Сын воеводы полукивнул-полупоклонился и прошествовал внутрь дворца. Южанин ступал за ним, но, поравнявшись с распорядителем, остановился.
— Приносим свои извинения за недоразумение, которое мы невольно произвели, — с видом искреннего раскаяния изрек он и, поклонившись, заторопился вслед за товарищем.

* * *

— Зачем ты перед ним расшаркивался? — недовольно пробурчал Гервил. — Этот привратник тебя самого ни во что не ставит! Если ты не знатного рода, ты для него — никто.
— У-уф! — обреченно вздохнул Оран, закатив глаза. — Ты пойми, Гер, это — его работа, он зарабатывает себе на хлеб тем, что не пускает посторонних во дворец. И я, по большому счету, и есть — посторонний. К тому же, этот, как ты его назвал, привратник, — пожилой человек. Как бы там ни было, к летам нужно иметь уважение.
— Опять жизни учить будешь? — подозрительно покосился на друга сын воеводы.
— Тебя выучишь, как же! — обреченно вздохнул южанин. — Лучше топай давай, а то всех девиц без тебя перетанцуют.
— Без меня?! — картинно ахнул Гервил. — И не мечтай!

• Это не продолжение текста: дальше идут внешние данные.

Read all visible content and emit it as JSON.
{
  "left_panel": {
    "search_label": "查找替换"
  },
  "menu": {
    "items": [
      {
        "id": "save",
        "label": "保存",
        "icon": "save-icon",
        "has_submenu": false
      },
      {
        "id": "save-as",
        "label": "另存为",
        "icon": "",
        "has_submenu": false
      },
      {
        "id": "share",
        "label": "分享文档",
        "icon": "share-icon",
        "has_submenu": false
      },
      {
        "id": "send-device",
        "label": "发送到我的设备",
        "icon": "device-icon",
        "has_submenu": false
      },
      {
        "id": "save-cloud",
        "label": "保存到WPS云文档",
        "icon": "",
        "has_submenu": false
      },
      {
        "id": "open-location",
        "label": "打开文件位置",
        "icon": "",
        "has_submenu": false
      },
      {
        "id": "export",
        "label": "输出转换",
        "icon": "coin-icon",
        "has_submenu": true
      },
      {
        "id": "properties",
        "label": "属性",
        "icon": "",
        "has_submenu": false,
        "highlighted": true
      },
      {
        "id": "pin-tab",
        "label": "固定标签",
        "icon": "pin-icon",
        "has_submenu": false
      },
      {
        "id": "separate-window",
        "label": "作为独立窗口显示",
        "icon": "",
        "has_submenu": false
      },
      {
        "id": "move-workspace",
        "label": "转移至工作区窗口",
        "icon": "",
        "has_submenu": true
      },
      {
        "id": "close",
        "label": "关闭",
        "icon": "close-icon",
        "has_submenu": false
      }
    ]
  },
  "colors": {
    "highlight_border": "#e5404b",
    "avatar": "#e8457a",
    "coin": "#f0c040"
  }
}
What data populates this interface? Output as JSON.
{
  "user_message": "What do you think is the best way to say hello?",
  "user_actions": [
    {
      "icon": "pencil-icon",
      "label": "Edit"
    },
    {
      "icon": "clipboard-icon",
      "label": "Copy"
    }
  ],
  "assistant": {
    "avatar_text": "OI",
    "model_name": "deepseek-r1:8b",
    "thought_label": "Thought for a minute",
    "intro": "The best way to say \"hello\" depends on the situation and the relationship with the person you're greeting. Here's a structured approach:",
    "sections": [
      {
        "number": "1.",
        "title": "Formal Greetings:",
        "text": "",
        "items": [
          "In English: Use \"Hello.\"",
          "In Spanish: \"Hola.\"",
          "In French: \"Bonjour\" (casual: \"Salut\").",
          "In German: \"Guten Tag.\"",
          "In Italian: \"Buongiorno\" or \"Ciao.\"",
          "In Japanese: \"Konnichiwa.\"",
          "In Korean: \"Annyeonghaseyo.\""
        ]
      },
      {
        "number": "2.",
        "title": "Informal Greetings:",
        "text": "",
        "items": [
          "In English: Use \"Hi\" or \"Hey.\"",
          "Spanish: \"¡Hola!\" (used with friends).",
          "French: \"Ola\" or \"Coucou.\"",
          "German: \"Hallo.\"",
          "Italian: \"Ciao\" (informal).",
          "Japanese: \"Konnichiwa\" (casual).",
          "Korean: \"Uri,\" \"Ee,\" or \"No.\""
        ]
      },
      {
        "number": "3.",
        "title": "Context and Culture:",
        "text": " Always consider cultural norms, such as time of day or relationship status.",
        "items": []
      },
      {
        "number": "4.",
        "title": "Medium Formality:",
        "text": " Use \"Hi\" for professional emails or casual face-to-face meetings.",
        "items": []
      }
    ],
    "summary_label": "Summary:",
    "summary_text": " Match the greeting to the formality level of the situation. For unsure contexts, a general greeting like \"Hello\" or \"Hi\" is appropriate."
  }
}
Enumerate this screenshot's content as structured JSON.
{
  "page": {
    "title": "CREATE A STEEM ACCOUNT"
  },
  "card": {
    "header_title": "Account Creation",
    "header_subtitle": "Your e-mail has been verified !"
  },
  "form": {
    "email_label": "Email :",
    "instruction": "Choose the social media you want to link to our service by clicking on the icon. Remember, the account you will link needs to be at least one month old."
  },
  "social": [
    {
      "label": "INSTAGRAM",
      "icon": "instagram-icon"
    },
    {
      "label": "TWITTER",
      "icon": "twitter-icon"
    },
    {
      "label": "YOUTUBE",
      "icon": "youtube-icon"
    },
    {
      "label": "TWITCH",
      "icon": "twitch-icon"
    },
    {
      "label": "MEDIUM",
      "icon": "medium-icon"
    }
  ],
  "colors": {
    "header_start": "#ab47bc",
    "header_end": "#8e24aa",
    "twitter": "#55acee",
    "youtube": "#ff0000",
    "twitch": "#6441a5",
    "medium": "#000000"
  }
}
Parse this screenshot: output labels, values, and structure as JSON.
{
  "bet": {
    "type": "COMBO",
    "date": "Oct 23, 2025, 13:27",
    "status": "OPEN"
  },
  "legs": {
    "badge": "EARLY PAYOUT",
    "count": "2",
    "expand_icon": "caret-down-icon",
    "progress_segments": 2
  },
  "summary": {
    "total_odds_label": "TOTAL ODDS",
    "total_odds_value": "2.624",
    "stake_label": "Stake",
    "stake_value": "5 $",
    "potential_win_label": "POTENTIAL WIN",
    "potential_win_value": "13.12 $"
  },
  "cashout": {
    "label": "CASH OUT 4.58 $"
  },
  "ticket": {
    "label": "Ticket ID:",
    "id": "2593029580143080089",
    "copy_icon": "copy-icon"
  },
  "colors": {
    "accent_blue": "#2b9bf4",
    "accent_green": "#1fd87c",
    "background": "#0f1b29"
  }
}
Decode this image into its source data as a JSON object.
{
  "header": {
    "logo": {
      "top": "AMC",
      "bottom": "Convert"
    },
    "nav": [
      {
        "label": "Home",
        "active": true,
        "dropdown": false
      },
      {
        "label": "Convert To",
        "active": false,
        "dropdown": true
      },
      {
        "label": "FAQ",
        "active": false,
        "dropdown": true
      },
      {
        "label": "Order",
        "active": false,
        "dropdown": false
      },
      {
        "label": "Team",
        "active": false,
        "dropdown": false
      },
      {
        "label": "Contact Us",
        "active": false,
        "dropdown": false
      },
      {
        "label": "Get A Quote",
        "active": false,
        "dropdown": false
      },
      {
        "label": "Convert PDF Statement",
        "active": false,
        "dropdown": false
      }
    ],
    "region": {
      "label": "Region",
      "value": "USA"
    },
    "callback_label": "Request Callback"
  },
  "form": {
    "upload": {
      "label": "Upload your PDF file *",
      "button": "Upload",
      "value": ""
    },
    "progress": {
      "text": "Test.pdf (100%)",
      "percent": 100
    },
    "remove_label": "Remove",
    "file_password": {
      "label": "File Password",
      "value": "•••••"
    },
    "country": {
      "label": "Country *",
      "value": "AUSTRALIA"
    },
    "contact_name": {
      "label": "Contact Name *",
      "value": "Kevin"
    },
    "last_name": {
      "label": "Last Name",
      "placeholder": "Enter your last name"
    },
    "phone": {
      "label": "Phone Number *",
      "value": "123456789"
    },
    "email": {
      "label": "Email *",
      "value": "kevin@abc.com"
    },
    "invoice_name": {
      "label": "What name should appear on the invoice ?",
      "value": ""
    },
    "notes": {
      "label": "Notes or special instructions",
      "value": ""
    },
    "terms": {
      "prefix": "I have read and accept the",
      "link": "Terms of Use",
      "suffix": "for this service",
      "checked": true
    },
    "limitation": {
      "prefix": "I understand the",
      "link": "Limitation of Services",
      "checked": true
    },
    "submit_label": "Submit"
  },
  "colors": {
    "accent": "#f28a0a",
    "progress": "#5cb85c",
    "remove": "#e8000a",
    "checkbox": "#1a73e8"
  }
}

Бальная зала полна была музыки, света и людей. Сколько сотен свечей горело на люстрах затейливой ковки под потолком и сколько в закрепленных на стенах подсвечниках, Оран бы не решился прикинуть. Он, порой, путался и в простых числах, искренне надеясь, что одежды дружинника все же остерегают ушлых рыночных торговцев от того, чтобы обсчитывать его. В большинстве случаев, по крайней мере.
Появление дружинников, как и было задумано Гервилом, произвело немало смущения в рядах княжеских гостей, разодетых в расшитые золотом, жемчугами и каменьями платья из дорогих тонких тканей. Мужчины забывали о своих делах и разговорах, возмущенно провожая взглядом гордо шествовавших через бальную залу парней. Женщины замирали, глядя на них же и тут же бросались обсуждать друг с другом увиденное.
Конечно, попади каким-то чудом на княжеский бал обычные дружинники, очень скоро выискались бы благородные мужи оскорбленные присутствием безродных вояк под одной крышей с ними. Одни на показ восхищенной публике полезли бы доступно объяснять наглецам, как те неправы. Другие, исполненные благоразумия, без лишнего шума кликнули бы княжескую стражу. Так или иначе, окажись те самые обычные дружинники в таком положении, они навряд ли бы сумели дойти беспрепятственно и до середины бальной залы.
Когда же один из них был сыном Главного полкового воеводы, дело принимало совершенно иные обороты! Из присутствующих Гервила знали многие, и слух о его очередной браваде пронесся среди гостей прежде, чем многие смогли убедиться в его правдивости воочию.
— Надеюсь, в следующий раз тебе не придет в голову идея переодеться нищими, чтобы пойти на бал? — поеживаясь от очередного изумленного взгляда, процедил сквозь зубы Оран.
— А хорошая идея! — сын воеводы восхищенно хлопнул друга по плечу.
— Не обольщайся! — ехидно прищурился южанин. — В этом я точно участвовать не стану!
— А-а! — махнул рукой Гервил. — Вчера ты мне и про кафтаны дружинников тоже самое говорил.
— Но дружинники мы хотя бы настоящие, в отличие от нищих, — возразил Оран.
— И слава за то Двуединым! — сын воеводы молитвенно воздел руки к небу. И в этот момент заметил кого-то в толпе. — О, сестренка!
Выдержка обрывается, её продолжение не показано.